As & when you go to attend marriage of your relative out of town along with your family members and you lock your house and your parents always feel risk of theft.
Risk has been defined as the possibility of occurrence of an unfavourable deviation from the expected i.e. what you want to happen does not happen or vice versa what you do not want to happen, happens. When such unexpected events occur there is invariably a sense of loss, which may or may not be measurable in terms of money. When your vehicle gets unexpectedly stolen there is a monitory loss but if your Favourite pet dies unexpectedly you feel a great loss but this loss is not measurable. Since an unfavourable deviation from the expected always results in loss, we can also define risk as the possibility of occurrence of loss.
Our expectations are mostly positive. We expect our car to be exactly where it was parked in the same condition as when we left it and are unpleasantly surprised if we find it is not there or that it has been damaged when we return. Once we realize that our expectations are less than certain and that actual events may differ from what we expected, uncertainty creeps into the mind and uncertainty is something, which most people are not comfortable with.
The knowledge of risk and its potential to cause loss creates uncertainty and gives rise to a feeling of insecurity which leads to worry amongst people and once they are worried enough they will give the problem some thought and try to find a solution, and this is where Insurance comes in.
A man is aware that he may die unexpectedly and is worried that in case such an event does happen his family will have to face a lot of hardship and so to mitigate his worry he goes in for life Insurance.
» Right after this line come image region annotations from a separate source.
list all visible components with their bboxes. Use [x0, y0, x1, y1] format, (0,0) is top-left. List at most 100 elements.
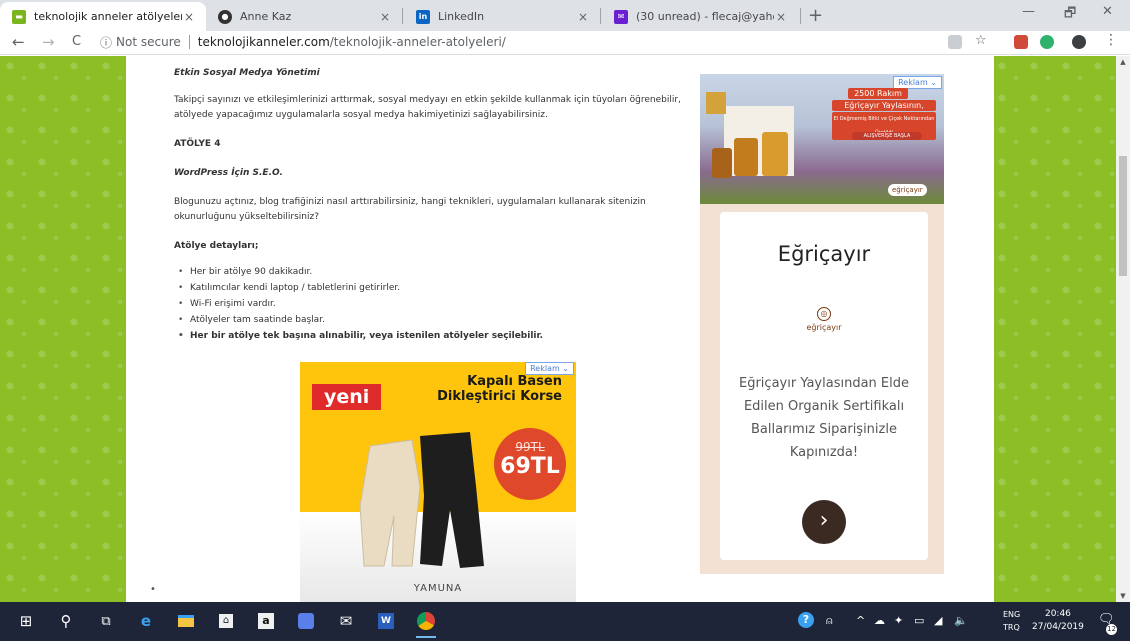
extension-green-icon[interactable] [1040, 35, 1054, 49]
tab-close-icon[interactable]: × [576, 10, 590, 24]
logo-text: eğriçayır [806, 323, 842, 332]
mail-icon[interactable]: ✉ [334, 610, 358, 632]
tab-strip: ▬ teknolojik anneler atölyeleri × ● Anne… [0, 0, 1130, 31]
show-hidden-icons-icon[interactable]: ^ [856, 614, 865, 627]
social-media-paragraph: Takipçi sayınızı ve etkileşimlerinizi ar… [174, 95, 681, 120]
article-body: Etkin Sosyal Medya Yönetimi Takipçi sayı… [174, 66, 694, 344]
clock-date: 27/04/2019 [1032, 622, 1084, 632]
banner-headline: Eğriçayır Yaylasının, [832, 100, 936, 111]
notification-count: 12 [1106, 624, 1117, 635]
scroll-up-arrow-icon[interactable]: ▲ [1116, 58, 1130, 66]
tab-divider [600, 8, 601, 24]
ad-title: Kapalı Basen Dikleştirici Korse [437, 374, 562, 404]
price-badge: 99TL 69TL [494, 428, 566, 500]
menu-kebab-icon[interactable]: ⋮ [1104, 32, 1118, 48]
banner-altitude: 2500 Rakım [848, 88, 908, 99]
people-icon[interactable]: ⍝ [826, 614, 833, 628]
language-indicator[interactable]: ENG TRQ [1003, 608, 1020, 634]
clock-time: 20:46 [1044, 609, 1071, 619]
forward-button[interactable]: → [42, 33, 55, 51]
tab-close-icon[interactable]: × [182, 10, 196, 24]
restore-button[interactable]: 🗗 [1064, 4, 1076, 26]
shop-now-button[interactable]: ALIŞVERİŞE BAŞLA [852, 132, 922, 140]
tab-anne-kaz[interactable]: ● Anne Kaz × [206, 2, 402, 31]
scrollbar-thumb[interactable] [1119, 156, 1127, 276]
teams-icon[interactable] [294, 610, 318, 632]
dropbox-icon[interactable]: ✦ [894, 614, 903, 627]
brand-logo: ◎ eğriçayır [720, 307, 928, 332]
details-list: Her bir atölye 90 dakikadır. Katılımcıla… [178, 264, 694, 344]
tab-teknolojik-anneler[interactable]: ▬ teknolojik anneler atölyeleri × [0, 2, 206, 31]
bookmark-star-icon[interactable]: ☆ [975, 33, 989, 48]
volume-icon[interactable]: 🔈 [954, 614, 968, 627]
honey-advertisement[interactable]: Reklam ⌄ 2500 Rakım Eğriçayır Yaylasının… [700, 74, 944, 574]
content-column: Etkin Sosyal Medya Yönetimi Takipçi sayı… [126, 56, 994, 602]
back-button[interactable]: ← [12, 33, 25, 51]
workshop-heading: ATÖLYE 4 [174, 139, 221, 149]
clock[interactable]: 20:46 27/04/2019 [1032, 608, 1084, 634]
language-primary: ENG [1003, 610, 1021, 619]
old-price: 99TL [515, 440, 545, 454]
task-view-icon[interactable]: ⧉ [94, 610, 118, 632]
honey-banner-image: Reklam ⌄ 2500 Rakım Eğriçayır Yaylasının… [700, 74, 944, 204]
tab-divider [800, 8, 801, 24]
info-icon[interactable]: ⓘ [100, 34, 112, 51]
security-indicator: Not secure [116, 35, 181, 49]
tab-close-icon[interactable]: × [378, 10, 392, 24]
tab-title: Anne Kaz [240, 10, 292, 23]
anne-kaz-favicon-icon: ● [218, 9, 232, 24]
page-scrollbar[interactable]: ▲ ▼ [1116, 56, 1130, 602]
banner-logo: eğriçayır [888, 184, 927, 196]
reload-button[interactable]: C [72, 34, 81, 49]
honey-logo-icon: ◎ [817, 307, 831, 321]
arrow-right-button[interactable]: › [802, 500, 846, 544]
tab-linkedin[interactable]: in LinkedIn × [404, 2, 600, 31]
page-viewport: Etkin Sosyal Medya Yönetimi Takipçi sayı… [0, 56, 1116, 602]
brand-logo: YAMUNA [413, 583, 463, 594]
close-window-button[interactable]: ✕ [1102, 4, 1113, 19]
social-media-heading: Etkin Sosyal Medya Yönetimi [174, 68, 320, 78]
details-heading: Atölye detayları; [174, 241, 259, 251]
list-item: Wi-Fi erişimi vardır. [178, 296, 694, 312]
url-path: /teknolojik-anneler-atolyeleri/ [329, 35, 506, 49]
edge-icon[interactable]: e [134, 610, 158, 632]
word-icon[interactable]: W [374, 610, 398, 632]
tab-yahoo-mail[interactable]: ✉ (30 unread) - flecaj@yahoo.com × [602, 2, 798, 31]
seo-heading: WordPress İçin S.E.O. [174, 168, 283, 178]
new-tab-button[interactable]: + [808, 5, 823, 26]
list-item: Her bir atölye tek başına alınabilir, ve… [178, 328, 694, 344]
ad-description: Eğriçayır Yaylasından Elde Edilen Organi… [739, 376, 909, 460]
honey-card: Eğriçayır ◎ eğriçayır Eğriçayır Yaylasın… [720, 212, 928, 560]
file-explorer-icon[interactable] [174, 610, 198, 632]
tab-close-icon[interactable]: × [774, 10, 788, 24]
windows-start-icon[interactable]: ⊞ [14, 610, 38, 632]
extension-pdf-icon[interactable] [1014, 35, 1028, 49]
address-bar[interactable]: ⓘ Not secure teknolojikanneler.com /tekn… [100, 31, 900, 53]
amazon-icon[interactable]: a [254, 610, 278, 632]
minimize-button[interactable]: — [1022, 4, 1035, 19]
network-icon[interactable]: ◢ [934, 614, 942, 627]
store-icon[interactable]: ⌂ [214, 610, 238, 632]
new-tag: yeni [312, 384, 382, 410]
omnibox-divider [188, 35, 190, 49]
browser-toolbar: ← → C ⓘ Not secure teknolojikanneler.com… [0, 31, 1130, 55]
tab-title: (30 unread) - flecaj@yahoo.com [636, 10, 774, 23]
honey-jars-image [706, 92, 794, 178]
help-icon[interactable]: ? [798, 612, 814, 628]
list-item: Atölyeler tam saatinde başlar. [178, 312, 694, 328]
translate-icon[interactable] [948, 35, 962, 49]
list-item: Katılımcılar kendi laptop / tabletlerini… [178, 280, 694, 296]
search-icon[interactable]: ⚲ [54, 610, 78, 632]
battery-icon[interactable]: ▭ [914, 614, 924, 627]
scroll-down-arrow-icon[interactable]: ▼ [1116, 592, 1130, 600]
cloud-icon[interactable]: ☁ [874, 614, 885, 627]
brand-name: Eğriçayır [777, 242, 871, 266]
profile-avatar-icon[interactable] [1072, 35, 1086, 49]
seo-paragraph: Blogunuzu açtınız, blog trafiğinizi nası… [174, 197, 646, 222]
corset-advertisement[interactable]: Reklam ⌄ yeni Kapalı Basen Dikleştirici … [300, 362, 576, 602]
chrome-icon[interactable] [414, 610, 438, 638]
list-item: Her bir atölye 90 dakikadır. [178, 264, 694, 280]
url-host: teknolojikanneler.com [197, 35, 330, 49]
sale-price: 69TL [500, 454, 560, 479]
mail-envelope-icon: ✉ [614, 9, 628, 24]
Another person may be aware that there is a possibility of his vehicle meeting with an accident and is worried that he may not be in a position to afford its replacement or repair therefore he opts for Motor Insurance. Insurance provides a means for reducing the adverse impact of unexpected losses and lessen the worry factor letting a person breathe more easy.
Worry, insecurity and uncertainty are all very negative factors, which adversely affect the output or performance of individuals or even business houses.
A worker who is insecure in his job and is worried by this insecurity will be less productive than his counterpart who is secure. Worry not only leads to reduced production resulting in higher cost but it can also be the cause of accidents as worried workers are more likely to be careless than those who are concentrating on their duties.
Even Business houses when they are uncertain about the future may not be willing to invest more.
Thus we see that Risk with its resultants uncertainty, insecurity and worry definitely have an economic and a psychological cost.